Single Image Dehazing: An Analysis on Generative Adversarial Network ()
1. Introduction
Due to the appearance of multiple atmospheric aerosols i.e. fog, dust, fumes and other particles, which reduces visibility is generally known as haze. Hazy images are responsible for several visibility problems by making most commonly for outdoor scenes blur. Several computer vision applications, like object detection, video surveillance, object tracking, remote sensing, autonomous driving, are collapsed because of haze. Sometimes, this leads to serious accidents in bad weather conditions. To overcome such complications, it is necessary to dehaze the degraded images. Image dehazing is a preprocessing technique that generates dehazed images purified from corresponding hazy ones, captured in bad weather. Image dehazing extracts some major contexts from hazy images using computer vision algorithms, trained on clear images.
Image dehazing techniques can be broadly divided into three categories; they are multiple images dehazing, polarizing filter-based dehazing and single image dehazing. Among them, the first two are not applicable in real-world problems as well as real-time applications because several filters are required to simulate the change in different weather conditions. Also, they are not efficient in obtaining spare information about hazy scene through a single image. For these reasons, researchers attempted different approaches using single image dehazing with additional geometrical or depth information.

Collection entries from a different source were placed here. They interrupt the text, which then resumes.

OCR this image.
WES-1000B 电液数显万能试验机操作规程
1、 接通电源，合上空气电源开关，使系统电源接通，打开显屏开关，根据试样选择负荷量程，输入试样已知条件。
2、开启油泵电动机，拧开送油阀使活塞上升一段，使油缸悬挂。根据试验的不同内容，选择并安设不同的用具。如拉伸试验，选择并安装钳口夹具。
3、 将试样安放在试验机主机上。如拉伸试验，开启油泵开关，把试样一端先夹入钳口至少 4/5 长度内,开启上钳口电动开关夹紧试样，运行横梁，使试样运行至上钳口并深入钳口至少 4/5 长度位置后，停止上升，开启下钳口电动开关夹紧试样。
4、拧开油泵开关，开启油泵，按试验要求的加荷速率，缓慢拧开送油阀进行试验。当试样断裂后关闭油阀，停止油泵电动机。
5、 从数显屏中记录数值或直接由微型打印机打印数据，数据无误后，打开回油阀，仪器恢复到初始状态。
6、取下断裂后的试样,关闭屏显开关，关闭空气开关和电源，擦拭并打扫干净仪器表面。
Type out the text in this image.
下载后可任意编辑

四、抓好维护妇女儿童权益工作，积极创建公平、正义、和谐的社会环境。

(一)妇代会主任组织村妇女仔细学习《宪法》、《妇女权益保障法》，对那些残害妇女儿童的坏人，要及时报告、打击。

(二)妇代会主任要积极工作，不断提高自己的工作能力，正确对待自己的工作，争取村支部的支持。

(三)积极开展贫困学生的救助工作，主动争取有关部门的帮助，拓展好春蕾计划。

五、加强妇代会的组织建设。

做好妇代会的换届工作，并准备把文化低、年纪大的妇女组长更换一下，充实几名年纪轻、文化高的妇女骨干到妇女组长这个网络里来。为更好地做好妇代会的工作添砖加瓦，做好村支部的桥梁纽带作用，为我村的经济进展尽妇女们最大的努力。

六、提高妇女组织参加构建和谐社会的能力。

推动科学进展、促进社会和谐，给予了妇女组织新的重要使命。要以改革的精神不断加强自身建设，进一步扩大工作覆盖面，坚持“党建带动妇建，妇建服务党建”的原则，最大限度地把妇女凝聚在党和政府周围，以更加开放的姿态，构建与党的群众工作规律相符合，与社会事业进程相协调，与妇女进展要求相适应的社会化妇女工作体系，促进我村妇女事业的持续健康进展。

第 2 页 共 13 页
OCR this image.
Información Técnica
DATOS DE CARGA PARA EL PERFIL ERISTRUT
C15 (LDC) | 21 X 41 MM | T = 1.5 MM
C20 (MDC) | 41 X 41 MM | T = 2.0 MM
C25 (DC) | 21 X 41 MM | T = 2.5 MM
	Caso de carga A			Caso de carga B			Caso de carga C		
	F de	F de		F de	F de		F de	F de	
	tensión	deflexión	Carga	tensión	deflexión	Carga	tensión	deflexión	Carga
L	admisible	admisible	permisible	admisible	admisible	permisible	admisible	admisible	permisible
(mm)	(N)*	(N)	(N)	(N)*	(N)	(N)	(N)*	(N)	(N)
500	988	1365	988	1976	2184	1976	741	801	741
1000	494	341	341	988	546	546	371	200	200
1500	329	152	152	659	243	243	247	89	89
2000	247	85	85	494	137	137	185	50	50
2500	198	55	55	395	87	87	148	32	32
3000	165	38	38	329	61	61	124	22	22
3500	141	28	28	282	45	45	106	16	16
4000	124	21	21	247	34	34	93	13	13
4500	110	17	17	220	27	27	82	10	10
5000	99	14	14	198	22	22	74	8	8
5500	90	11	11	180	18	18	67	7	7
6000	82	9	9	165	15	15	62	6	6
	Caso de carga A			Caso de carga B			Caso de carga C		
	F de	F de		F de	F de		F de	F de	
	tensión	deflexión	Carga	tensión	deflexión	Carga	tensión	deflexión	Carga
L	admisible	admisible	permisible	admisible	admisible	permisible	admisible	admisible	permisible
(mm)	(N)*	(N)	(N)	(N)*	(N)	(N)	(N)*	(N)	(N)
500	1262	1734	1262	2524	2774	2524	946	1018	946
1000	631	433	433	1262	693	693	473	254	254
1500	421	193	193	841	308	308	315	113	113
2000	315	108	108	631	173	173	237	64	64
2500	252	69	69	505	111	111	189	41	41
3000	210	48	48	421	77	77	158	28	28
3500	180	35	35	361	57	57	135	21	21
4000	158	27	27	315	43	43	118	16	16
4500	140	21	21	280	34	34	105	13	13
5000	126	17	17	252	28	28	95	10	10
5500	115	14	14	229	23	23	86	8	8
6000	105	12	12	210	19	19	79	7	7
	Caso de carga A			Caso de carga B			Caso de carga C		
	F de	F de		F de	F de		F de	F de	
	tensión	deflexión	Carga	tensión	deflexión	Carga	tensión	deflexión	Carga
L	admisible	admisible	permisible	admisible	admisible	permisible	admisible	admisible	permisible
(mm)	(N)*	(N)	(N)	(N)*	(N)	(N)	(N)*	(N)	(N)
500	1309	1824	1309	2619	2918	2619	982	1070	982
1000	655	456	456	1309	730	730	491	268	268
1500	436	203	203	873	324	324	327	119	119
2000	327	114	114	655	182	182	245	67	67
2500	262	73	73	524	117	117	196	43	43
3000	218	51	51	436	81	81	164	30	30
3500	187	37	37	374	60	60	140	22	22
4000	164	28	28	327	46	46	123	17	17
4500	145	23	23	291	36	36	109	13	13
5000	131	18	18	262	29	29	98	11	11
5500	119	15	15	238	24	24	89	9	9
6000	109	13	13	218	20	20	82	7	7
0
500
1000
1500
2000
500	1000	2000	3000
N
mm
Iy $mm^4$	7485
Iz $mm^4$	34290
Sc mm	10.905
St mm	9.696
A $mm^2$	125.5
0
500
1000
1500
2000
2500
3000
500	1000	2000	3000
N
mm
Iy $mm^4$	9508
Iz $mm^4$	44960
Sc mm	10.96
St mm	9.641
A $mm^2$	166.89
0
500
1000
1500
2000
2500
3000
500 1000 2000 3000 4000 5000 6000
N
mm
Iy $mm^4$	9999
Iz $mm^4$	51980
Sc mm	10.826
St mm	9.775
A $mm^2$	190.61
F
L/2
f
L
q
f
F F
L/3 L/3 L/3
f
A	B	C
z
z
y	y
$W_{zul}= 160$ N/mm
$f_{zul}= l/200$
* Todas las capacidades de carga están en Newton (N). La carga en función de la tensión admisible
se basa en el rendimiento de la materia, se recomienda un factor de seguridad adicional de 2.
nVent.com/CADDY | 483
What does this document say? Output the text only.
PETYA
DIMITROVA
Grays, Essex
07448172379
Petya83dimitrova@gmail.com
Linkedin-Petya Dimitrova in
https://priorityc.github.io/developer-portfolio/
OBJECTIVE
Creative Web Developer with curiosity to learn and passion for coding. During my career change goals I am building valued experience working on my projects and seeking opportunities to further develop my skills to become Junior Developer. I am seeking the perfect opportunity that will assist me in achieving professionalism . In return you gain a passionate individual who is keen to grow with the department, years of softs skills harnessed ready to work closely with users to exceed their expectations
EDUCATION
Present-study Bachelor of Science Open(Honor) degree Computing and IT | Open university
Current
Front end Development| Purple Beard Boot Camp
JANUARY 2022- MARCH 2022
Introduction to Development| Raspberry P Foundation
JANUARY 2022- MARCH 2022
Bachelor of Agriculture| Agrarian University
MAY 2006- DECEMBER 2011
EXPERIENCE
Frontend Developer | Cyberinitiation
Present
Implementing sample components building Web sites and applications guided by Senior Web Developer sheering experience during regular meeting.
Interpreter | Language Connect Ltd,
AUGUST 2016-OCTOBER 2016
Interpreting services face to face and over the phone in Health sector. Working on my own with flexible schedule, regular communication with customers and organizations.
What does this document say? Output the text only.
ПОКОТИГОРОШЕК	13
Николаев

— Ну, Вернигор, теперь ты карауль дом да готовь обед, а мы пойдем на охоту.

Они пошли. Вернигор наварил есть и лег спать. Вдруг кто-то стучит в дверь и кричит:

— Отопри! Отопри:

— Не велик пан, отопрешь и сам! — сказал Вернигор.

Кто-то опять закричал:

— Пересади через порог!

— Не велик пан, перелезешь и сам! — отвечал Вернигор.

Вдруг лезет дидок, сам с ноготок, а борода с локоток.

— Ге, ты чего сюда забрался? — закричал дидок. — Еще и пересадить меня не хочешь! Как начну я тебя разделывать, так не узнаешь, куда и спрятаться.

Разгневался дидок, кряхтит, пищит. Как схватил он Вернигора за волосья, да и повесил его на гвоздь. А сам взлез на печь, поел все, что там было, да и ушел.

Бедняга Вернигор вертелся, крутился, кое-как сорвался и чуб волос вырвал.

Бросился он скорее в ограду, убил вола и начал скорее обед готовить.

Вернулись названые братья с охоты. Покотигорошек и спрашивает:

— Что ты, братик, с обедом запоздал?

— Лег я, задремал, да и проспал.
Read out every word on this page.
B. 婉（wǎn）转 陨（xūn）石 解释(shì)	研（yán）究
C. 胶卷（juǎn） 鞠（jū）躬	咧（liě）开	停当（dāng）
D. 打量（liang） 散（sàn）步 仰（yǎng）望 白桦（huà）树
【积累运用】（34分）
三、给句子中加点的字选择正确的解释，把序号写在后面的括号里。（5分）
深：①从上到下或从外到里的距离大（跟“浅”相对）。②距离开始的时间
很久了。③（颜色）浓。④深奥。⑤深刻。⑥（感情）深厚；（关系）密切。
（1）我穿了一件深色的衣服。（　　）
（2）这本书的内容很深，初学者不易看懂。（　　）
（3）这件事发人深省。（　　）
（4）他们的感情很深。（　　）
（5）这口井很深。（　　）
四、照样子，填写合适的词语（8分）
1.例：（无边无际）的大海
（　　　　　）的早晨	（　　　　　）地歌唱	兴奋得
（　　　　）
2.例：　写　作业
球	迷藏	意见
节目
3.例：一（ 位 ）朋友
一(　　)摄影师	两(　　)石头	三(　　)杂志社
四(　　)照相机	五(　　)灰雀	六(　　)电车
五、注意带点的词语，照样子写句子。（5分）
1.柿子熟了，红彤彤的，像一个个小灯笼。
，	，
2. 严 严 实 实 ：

Single image dehazing is a quite challenging task as a single image contains insufficient information. Most of the previous solutions were handcrafted priors dependent due to this limitation. Recently convolutional neural networks (CNNs) along with advanced image filters are used to learn haze-related priors. Also, generative Adversarial Networks (GANs), introduced by Goodfellow [1] have shown better performance for image dehazing via image generation and manipulation. It is also capable of generating an output distribution for a given noise distribution as an input. As a result, it is possible to generate diverse haze scenarios through GAN. There are different GAN models that are developed for this purpose. However, it is an immediate demand for how these models would perform on hazy images in real situations. Therefore, the main objective of this paper is to analyze the success and explore whether these GAN models will perform in hazy situations.
The main contributions of this work are as follows:
i) Analysis of the working of the four state-of-the-art GAN models, such as AOD-Net, cGAN, and DHSGAN.
ii) Evaluation of the accuracy and effectiveness by using benchmark datasets consisting of both synthetic and real-world hazy images.
iii) Putting some recommendations for future research.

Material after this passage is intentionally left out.